Из костела он зашел к поручику Штейну, поиграл с ним в шашки и выпил водки. У Штейна все лицо было изуродовано давнишней запущенной болезнью. Старые зажившие язвы белели лоснящимися рубцеватыми пятнами, на новых были приклеены черные кружочки из ртутного пластыря; никого из молодых офицеров не удивляло и не коробило, когда Штейн вслух называл эти украшения мифологическими прозвищами: поцелуй Венеры, удар шпоры Марса, туфелька Дианы и т. д. Прежде, только что выйдя из военного училища, он был очень красив – милой белокурой, розовой, стройной красотой холеного мальчика из хорошего дома. Но и теперь он продолжал считать себя красавцем: длительное, ежедневное разрушение лица было ему так же незаметно, как влюбленным супругам – новые черты постепенной старости друг в друге.
Штейн, поминутно подходя к зеркалу, оправлял заклейки на лице и ожесточенно бранил командира полка, который на днях посоветовал ему или лечиться серьезно, или уходить из полка. Штейн находил это подлостью и несправедливостью со стороны полковника. Весь полк болен этой же самой болезнью. Разве Штейн виноват в том, что она бросилась ему именно в лицо, а не в ноги или не на мозг, как другим? Это свинство! В третичном периоде болезнь вовсе не заразительна – это всякий дурак знает. А службу он несет не хуже любого в полку.

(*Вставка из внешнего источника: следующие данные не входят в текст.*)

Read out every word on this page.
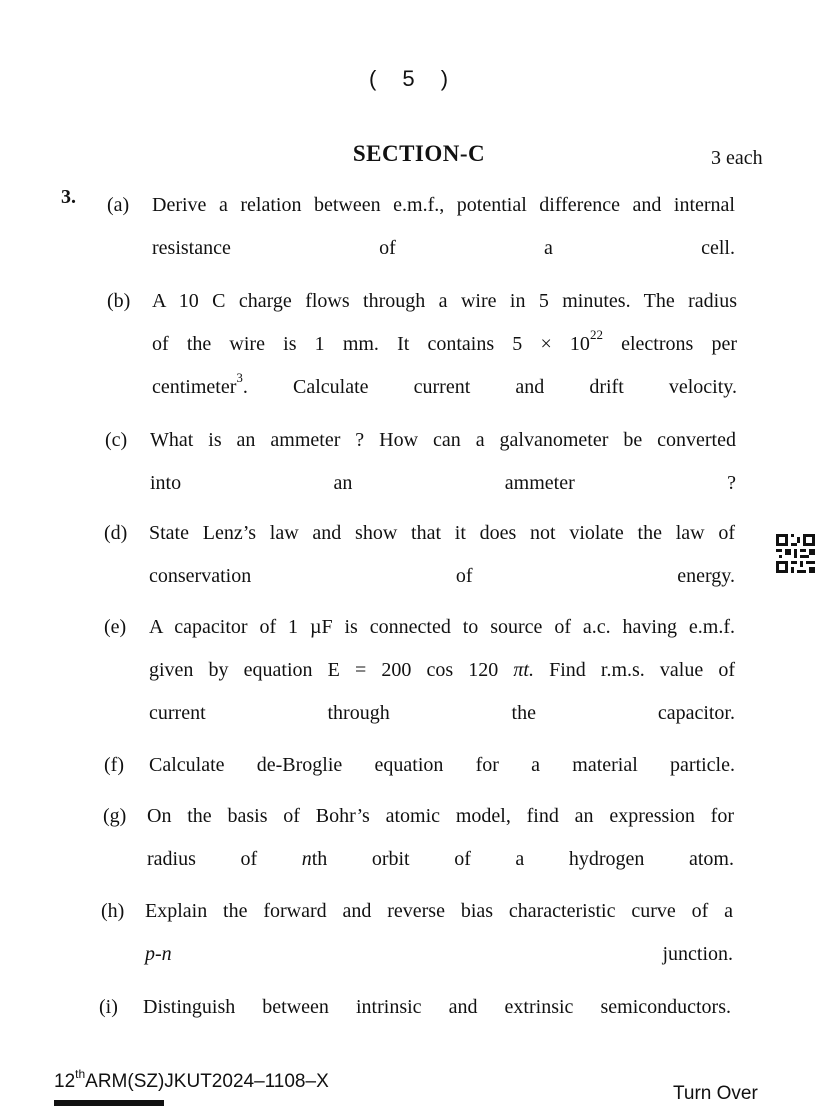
( 5 )
SECTION-C	3 each
3. (a) Derive a relation between e.m.f., potential difference and internal
resistance of a cell.
(b) A 10 C charge flows through a wire in 5 minutes. The radius
of the wire is 1 mm. It contains $5 \times 10^{22}$ electrons per
centimeter$^3$. Calculate current and drift velocity.
(c) What is an ammeter ? How can a galvanometer be converted
into an ammeter ?
(d) State Lenz’s law and show that it does not violate the law of
conservation of energy.
(e) A capacitor of 1 µF is connected to source of a.c. having e.m.f.
given by equation E = 200 cos 120 πt. Find r.m.s. value of
current through the capacitor.
(f) Calculate de-Broglie equation for a material particle.
(g) On the basis of Bohr’s atomic model, find an expression for
radius of nth orbit of a hydrogen atom.
(h) Explain the forward and reverse bias characteristic curve of a
p-n junction.
(i) Distinguish between intrinsic and extrinsic semiconductors.
12thARM(SZ)JKUT2024–1108–X
Turn Over
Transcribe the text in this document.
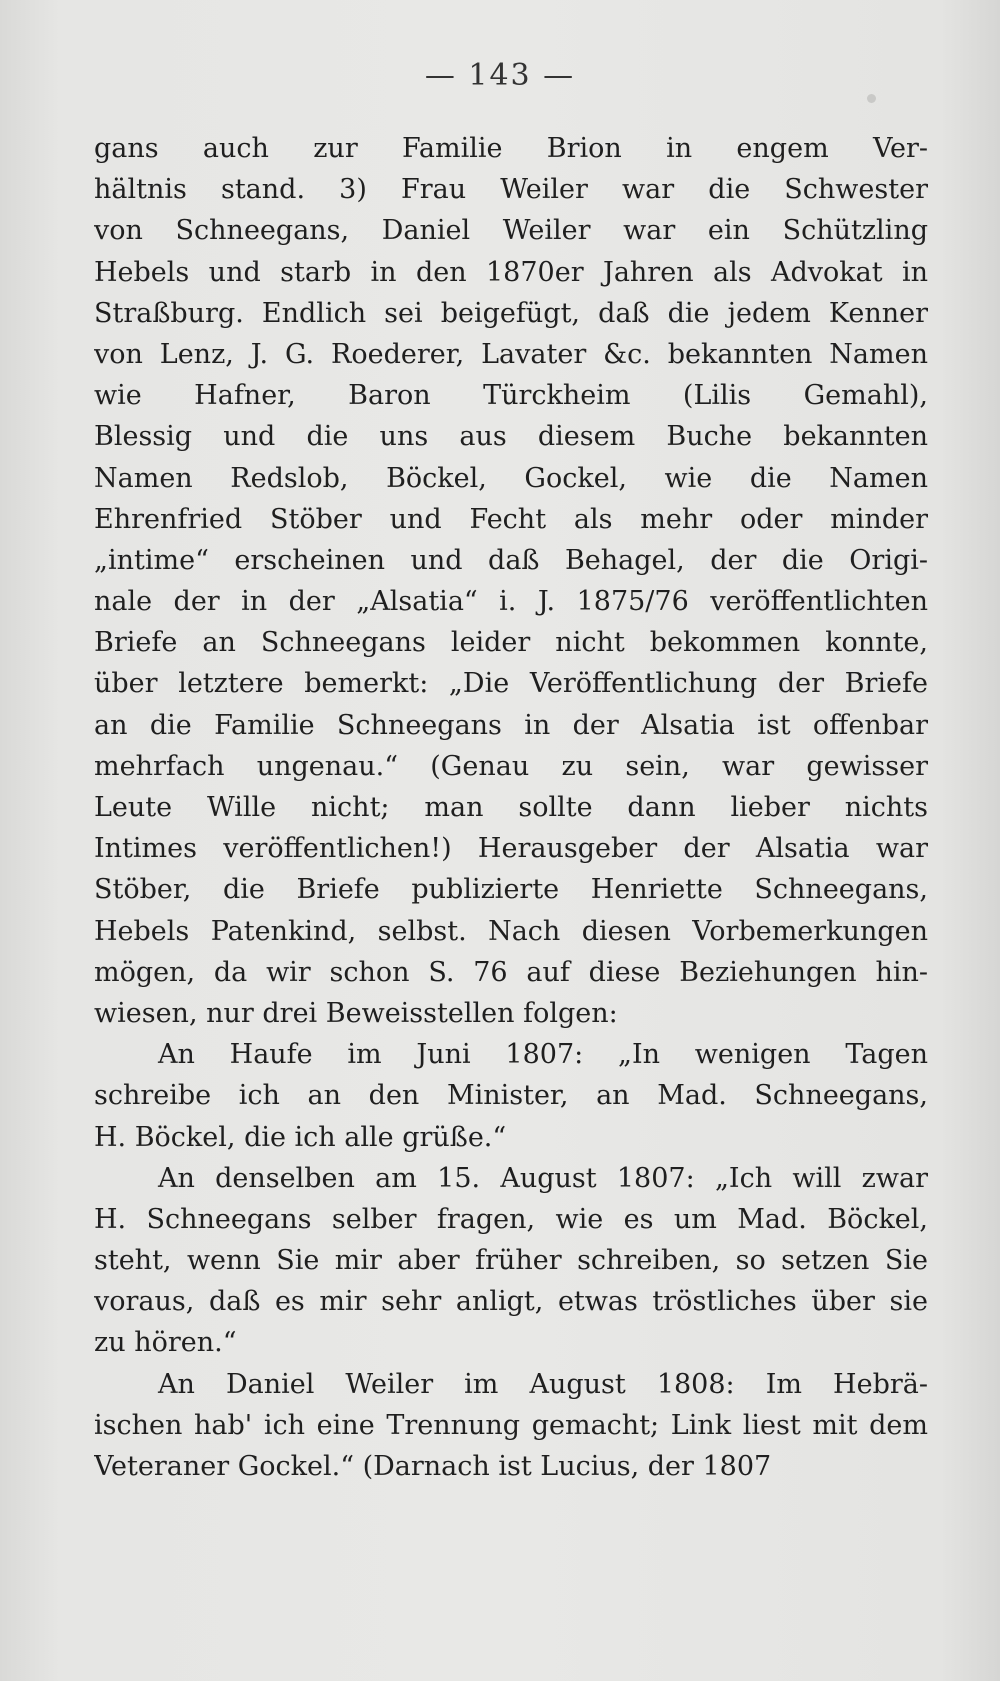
— 143 —
gans auch zur Familie Brion in engem Ver-
hältnis stand. 3) Frau Weiler war die Schwester
von Schneegans, Daniel Weiler war ein Schützling
Hebels und starb in den 1870er Jahren als Advokat in
Straßburg. Endlich sei beigefügt, daß die jedem Kenner
von Lenz, J. G. Roederer, Lavater &c. bekannten Namen
wie Hafner, Baron Türckheim (Lilis Gemahl),
Blessig und die uns aus diesem Buche bekannten
Namen Redslob, Böckel, Gockel, wie die Namen
Ehrenfried Stöber und Fecht als mehr oder minder
„intime“ erscheinen und daß Behagel, der die Origi-
nale der in der „Alsatia“ i. J. 1875/76 veröffentlichten
Briefe an Schneegans leider nicht bekommen konnte,
über letztere bemerkt: „Die Veröffentlichung der Briefe
an die Familie Schneegans in der Alsatia ist offenbar
mehrfach ungenau.“ (Genau zu sein, war gewisser
Leute Wille nicht; man sollte dann lieber nichts
Intimes veröffentlichen!) Herausgeber der Alsatia war
Stöber, die Briefe publizierte Henriette Schneegans,
Hebels Patenkind, selbst. Nach diesen Vorbemerkungen
mögen, da wir schon S. 76 auf diese Beziehungen hin-
wiesen, nur drei Beweisstellen folgen:
An Haufe im Juni 1807: „In wenigen Tagen
schreibe ich an den Minister, an Mad. Schneegans,
H. Böckel, die ich alle grüße.“
An denselben am 15. August 1807: „Ich will zwar
H. Schneegans selber fragen, wie es um Mad. Böckel,
steht, wenn Sie mir aber früher schreiben, so setzen Sie
voraus, daß es mir sehr anligt, etwas tröstliches über sie
zu hören.“
An Daniel Weiler im August 1808: Im Hebrä-
ischen hab' ich eine Trennung gemacht; Link liest mit dem
Veteraner Gockel.“ (Darnach ist Lucius, der 1807
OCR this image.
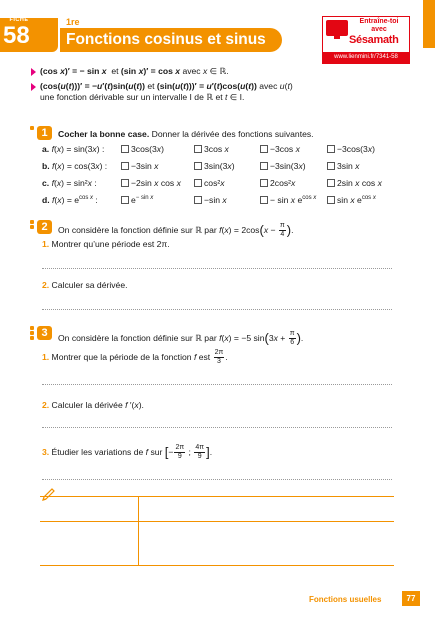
FICHE
58	1re
Fonctions cosinus et sinus
Entraîne-toi avec
Sésamath
www.lienmini.fr/7341-58
(cos x)′ = − sin x  et (sin x)′ = cos x avec x ∈ ℝ.
(cos(u(t)))′ = −u′(t)sin(u(t)) et (sin(u(t)))′ = u′(t)cos(u(t)) avec u(t)
une fonction dérivable sur un intervalle I de ℝ et t ∈ I.
1	Cocher la bonne case. Donner la dérivée des fonctions suivantes.
a. f(x) = sin(3x) :	3cos(3x)	3cos x	−3cos x	−3cos(3x)
b. f(x) = cos(3x) :	−3sin x	3sin(3x)	−3sin(3x)	3sin x
c. f(x) = sin²x :	−2sin x cos x	cos²x	2cos²x	2sin x cos x
d. $f(x) = e^{cos x}$ :	$e^{- sin x}$	−sin x	− sin x $e^{cos x}$	sin x $e^{cos x}$
2	On considère la fonction définie sur ℝ par $f(x) = 2\cos(x - \frac{\pi}{4}$ ).
1. Montrer qu’une période est 2π.
2. Calculer sa dérivée.
3	On considère la fonction définie sur ℝ par f(x) = −5 $\sin(3x + \frac{\pi}{6}$ ).
1. Montrer que la période de la fonction f est $\frac{2\pi}{3}$ .
2. Calculer la dérivée f ′(x).
3. Étudier les variations de f sur [− $\frac{2\pi}{9}$ ; $\frac{4\pi}{9}$ ].
Fonctions usuelles	77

Он долго, все повторяя, говорил об этом. Потом стал жаловаться Слезкин на свою участь: на нищенское подпрапорщичье содержание, на то, что его привлекают к суду за разбитие барабанной перепонки у рядового Греченки, на то, что его вот уже четвертый год маринуют в звании подпрапорщика, и на то, что к нему придирается ротный командир, капитан Бутвилович. При этом оба пили водку и закусывали поджаренным, прозрачным свиным салом.
II
К двум часам подпрапорщик вернулся домой. Вестовой принес ему обед из ротного котла: горшок жирных щей, крепко заправленных лавровым листом и красным перцем, и пшенной каши в деревянной миске. Подавая на стол, вестовой уронил хлеб, и Слезкин дважды ударил его по лицу. Денщик же таращил на него большие бесцветные глаза и старался не моргать и не мотать головой при ударах.
Из носа у него потекла кровь.
– Пойди умойся, болван! – сердито крикнул на него подпрапорщик.

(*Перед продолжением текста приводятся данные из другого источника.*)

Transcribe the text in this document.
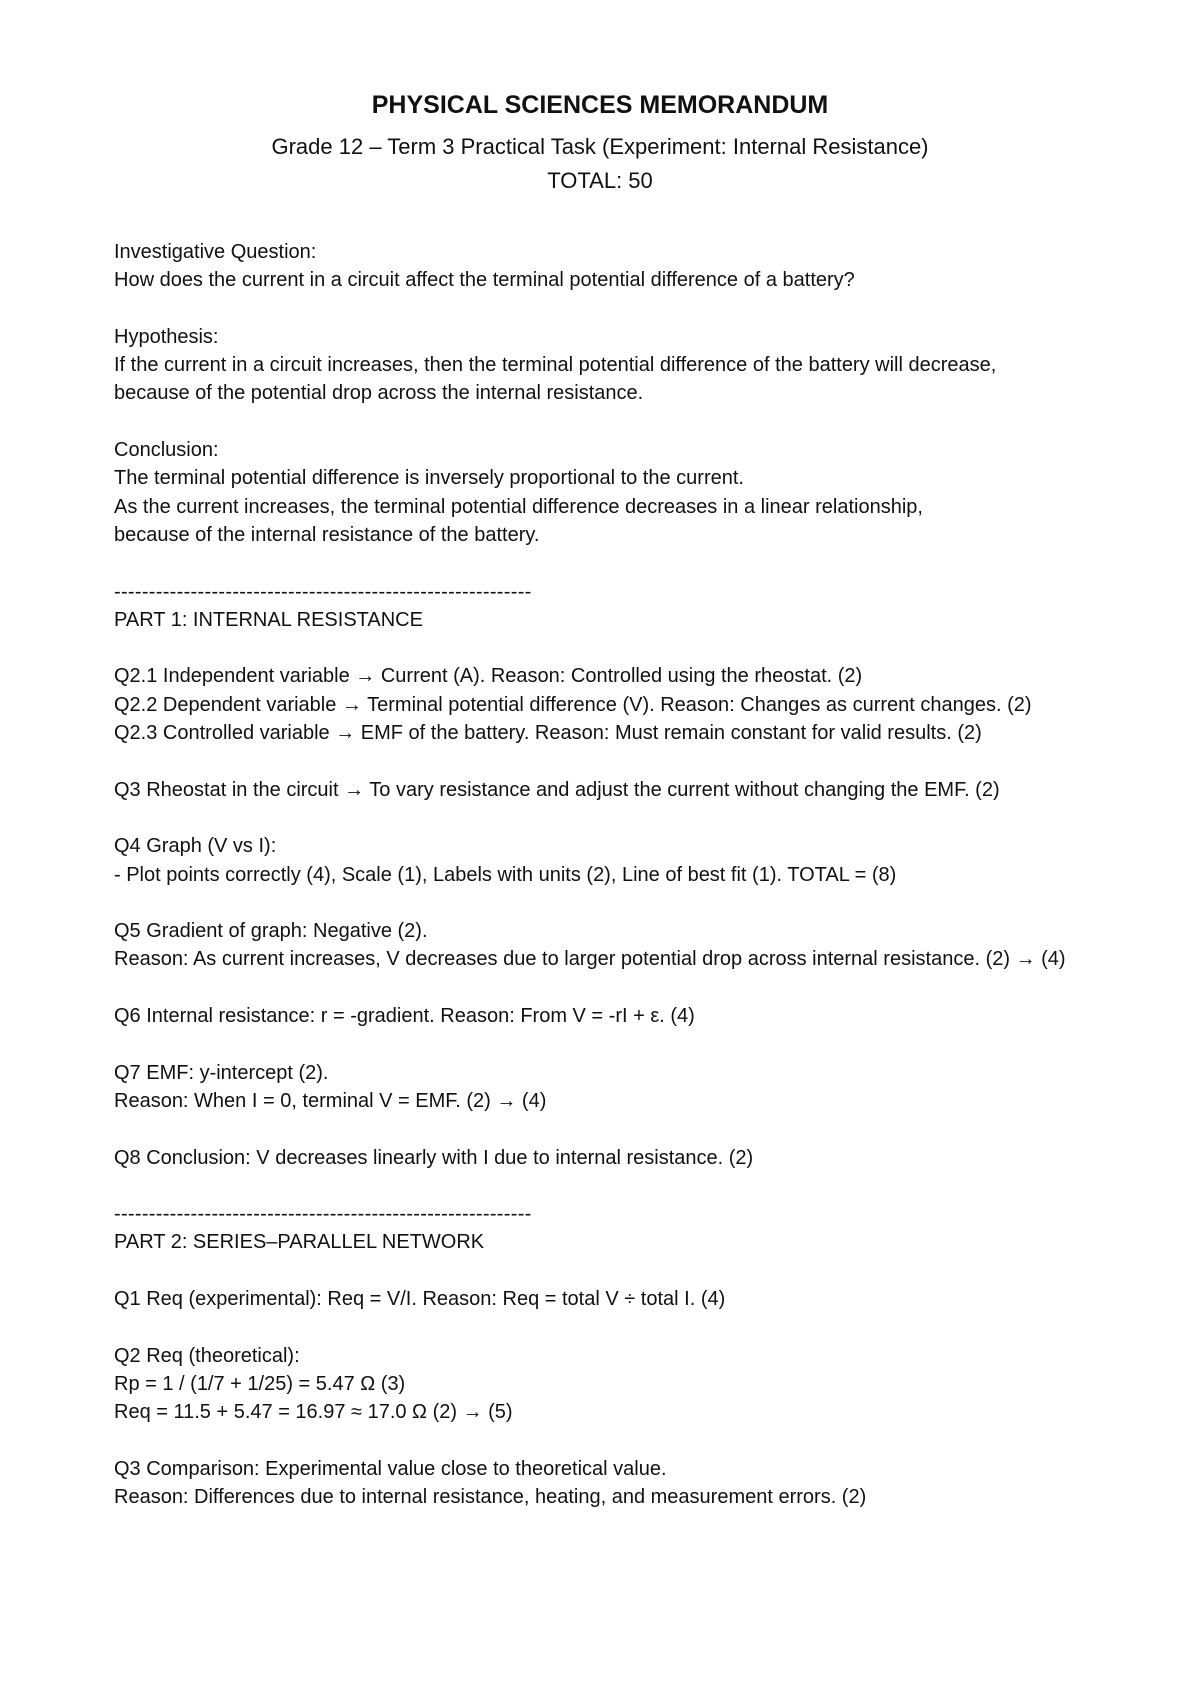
PHYSICAL SCIENCES MEMORANDUM
Grade 12 – Term 3 Practical Task (Experiment: Internal Resistance)
TOTAL: 50
Investigative Question:
How does the current in a circuit affect the terminal potential difference of a battery?
Hypothesis:
If the current in a circuit increases, then the terminal potential difference of the battery will decrease,
because of the potential drop across the internal resistance.
Conclusion:
The terminal potential difference is inversely proportional to the current.
As the current increases, the terminal potential difference decreases in a linear relationship,
because of the internal resistance of the battery.
------------------------------------------------------------
PART 1: INTERNAL RESISTANCE
Q2.1 Independent variable → Current (A). Reason: Controlled using the rheostat. (2)
Q2.2 Dependent variable → Terminal potential difference (V). Reason: Changes as current changes. (2)
Q2.3 Controlled variable → EMF of the battery. Reason: Must remain constant for valid results. (2)
Q3 Rheostat in the circuit → To vary resistance and adjust the current without changing the EMF. (2)
Q4 Graph (V vs I):
- Plot points correctly (4), Scale (1), Labels with units (2), Line of best fit (1). TOTAL = (8)
Q5 Gradient of graph: Negative (2).
Reason: As current increases, V decreases due to larger potential drop across internal resistance. (2) → (4)
Q6 Internal resistance: r = -gradient. Reason: From V = -rI + ε. (4)
Q7 EMF: y-intercept (2).
Reason: When I = 0, terminal V = EMF. (2) → (4)
Q8 Conclusion: V decreases linearly with I due to internal resistance. (2)
------------------------------------------------------------
PART 2: SERIES–PARALLEL NETWORK
Q1 Req (experimental): Req = V/I. Reason: Req = total V ÷ total I. (4)
Q2 Req (theoretical):
Rp = 1 / (1/7 + 1/25) = 5.47 Ω (3)
Req = 11.5 + 5.47 = 16.97 ≈ 17.0 Ω (2) → (5)
Q3 Comparison: Experimental value close to theoretical value.
Reason: Differences due to internal resistance, heating, and measurement errors. (2)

За обедом Слезкин выпил в одиночку очень много водки и потом, уже совершенно насытившись, все еще продолжал через силу медленно и упорно есть, чтобы хоть этим убить время. После обеда он лег спать с таким ощущением, как будто бы его живот был туго, по самое горло, набит крупным, тяжелым мокрым песком.
Спал он до сумерек. Он и теперь еще чувствует от сна легкий озноб, вместе с тупой, мутной тяжестью во всем теле, и каждую минуту зевает судорожно, с дрожью.

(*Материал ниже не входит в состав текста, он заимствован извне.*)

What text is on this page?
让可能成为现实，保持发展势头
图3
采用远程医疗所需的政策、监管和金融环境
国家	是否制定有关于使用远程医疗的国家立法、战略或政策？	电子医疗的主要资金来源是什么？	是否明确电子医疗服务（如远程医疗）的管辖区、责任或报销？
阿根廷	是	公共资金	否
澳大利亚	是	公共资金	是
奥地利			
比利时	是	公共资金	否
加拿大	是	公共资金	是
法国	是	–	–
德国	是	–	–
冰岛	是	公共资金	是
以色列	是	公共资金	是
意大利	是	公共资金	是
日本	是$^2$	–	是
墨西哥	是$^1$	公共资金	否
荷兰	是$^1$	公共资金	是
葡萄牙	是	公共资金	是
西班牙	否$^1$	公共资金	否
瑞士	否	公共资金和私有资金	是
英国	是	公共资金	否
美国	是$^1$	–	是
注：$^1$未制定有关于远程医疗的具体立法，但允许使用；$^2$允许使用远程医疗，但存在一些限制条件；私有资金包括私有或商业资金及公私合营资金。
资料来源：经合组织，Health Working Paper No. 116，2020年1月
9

поет подпрапорщик старинную семинарскую песню и лениво, двумя аккордами вторит себе на гитаре, которую он выпросил на время праздников у батальонного адъютанта, уехавшего в город. Равнодушная, терпеливая скука окутала его душу. Ни одна мысль не проносится в его голове, и нечем занять ему пустого времени, и некуда идти, и жаль бестолково уходящих праздников, за которыми опять потянется опротивевшая служба, и хочется, чтобы уж поскорее прошло это длительное праздничное томление. Читать Слезкин не любил. Все, что пишут в книгах, – неправда, и никогда ничего подобного не бывает в жизни. Особенно то, что пишут о любви, кажется ему наивной и слащавой ложью, достойной всякого, самого срамного издевательства. Да он и не помнит ровно ничего из того, что он пробовал читать, не помнит ни заглавия, ни сути, разве только смутно вспоминает иногда военные рассказы Лавра Короленки да кое-что из сборника армянских и еврейских анекдотов. В свободное время он охотней перечитывает Строевой устав и Наставление к обучению стрельбе.